Le cliché est apparu en ligne le 29 septembre. On y voit une jeune fille blonde, à genoux sur la place Rouge, devant un garçon auquel elle semble prodiguer une fellation. Le doute est toutefois limité : les deux sont bel et bien habillés, et la mise en scène n’était destinée qu’à alimenter le compte Instagram d’un influenceur à la petite semaine, Rouslan Bobiev, le garçon sur la photo.
Les deux plaisantins ont seulement négligé un point : plus que le blouson siglé « police » porté par la jeune fille, c’est le fond choisi pour leur photo, sur lequel se distinguent nettement les bulbes dorés de la cathédrale Saint-Basile, qui a choqué.
Polémique immédiate en ligne, arrestation du couple dès le lendemain et, pour finir, une condamnation pénale prononcée vendredi 29 octobre. Malgré leurs multiples excuses, répétées durant l’audience, Rouslan Bobiev et Anastasia Tchistova, 23 et 19 ans, devront passer dix mois en prison.
Archives épluchées par la police
Cette condamnation est la première à de la prison ferme prononcée par un tribunal russe en vertu de la loi sur « l’offense aux sentiments des croyants ». Ce texte avait été adopté en 2013, après l’intrusion des Pussy Riot dans la cathédrale du Christ-Sauveur pour une « prière » punk aux accents très politiques. A l’époque, les juges avaient dû condamner trois des activistes à deux ans de prison pour « vandalisme » motivé par la « haine religieuse ».
Depuis, une trentaine d’affaires ont été jugées en vertu de cette loi, mais sans aller au-delà du sursis.
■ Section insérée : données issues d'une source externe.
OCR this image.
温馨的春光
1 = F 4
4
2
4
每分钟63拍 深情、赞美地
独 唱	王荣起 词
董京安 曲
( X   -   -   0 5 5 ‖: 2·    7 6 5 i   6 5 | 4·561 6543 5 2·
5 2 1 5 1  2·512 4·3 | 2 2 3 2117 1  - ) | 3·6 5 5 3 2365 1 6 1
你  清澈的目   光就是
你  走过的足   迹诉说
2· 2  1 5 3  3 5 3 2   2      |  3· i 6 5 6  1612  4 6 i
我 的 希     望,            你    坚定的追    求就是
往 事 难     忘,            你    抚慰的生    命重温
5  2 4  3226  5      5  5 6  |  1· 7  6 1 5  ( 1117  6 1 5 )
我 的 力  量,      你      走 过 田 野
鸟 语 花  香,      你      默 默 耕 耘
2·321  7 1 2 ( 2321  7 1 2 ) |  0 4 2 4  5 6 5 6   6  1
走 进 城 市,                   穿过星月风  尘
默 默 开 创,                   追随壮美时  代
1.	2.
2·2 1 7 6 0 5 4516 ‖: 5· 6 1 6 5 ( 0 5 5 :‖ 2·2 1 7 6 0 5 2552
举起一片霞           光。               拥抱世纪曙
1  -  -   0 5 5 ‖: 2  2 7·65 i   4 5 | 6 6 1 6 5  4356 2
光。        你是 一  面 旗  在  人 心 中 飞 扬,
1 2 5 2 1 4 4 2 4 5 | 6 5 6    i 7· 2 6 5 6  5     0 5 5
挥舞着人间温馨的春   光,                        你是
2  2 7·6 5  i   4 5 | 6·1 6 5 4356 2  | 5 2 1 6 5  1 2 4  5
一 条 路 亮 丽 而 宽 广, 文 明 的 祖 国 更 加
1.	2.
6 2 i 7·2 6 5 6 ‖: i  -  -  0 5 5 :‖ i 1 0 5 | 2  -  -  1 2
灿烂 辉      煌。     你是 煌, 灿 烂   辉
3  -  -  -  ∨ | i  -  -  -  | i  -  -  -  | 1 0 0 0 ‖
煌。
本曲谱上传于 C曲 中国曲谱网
Deux ans et trois mois, par exemple, pour un homme qui avait joué au Pokemon Go dans une église en donnant à ce geste une signification politique, et qui avait tout de même passé quatre mois en détention provisoire.
Cette première a immédiatement donné des idées aux policiers de toute la Russie, qui épluchent frénétiquement les archives des réseaux sociaux. Première ciblée : une blogueuse qui avait montré ses seins devant cette même cathédrale Saint-Basile. Elle aussi sera jugée en vertu de l’article 148 du code pénal, quand bien même elle assure que le cliché remonte à trois ans et qu’il a été mis en ligne à son insu.
La police pétersbourgeoise, pas en reste, a quant à elle exhumé la photo d’une jeune fille retroussant sa jupe devant la cathédrale Saint-Isaac et montrant ses fesses (vêtues d’un string) à l’objectif. Arrêtée le 30 octobre, elle a été présentée le lendemain à un juge, menottée et en cage. Les « faits » remontent à l’été, mais des témoins ont été miraculeusement retrouvés, qui assurent que la vue de ces « fesses nues » avait « offensé eux-mêmes, le pouvoir, l’Eglise, l’Etat et la société », selon le compte rendu du tribunal.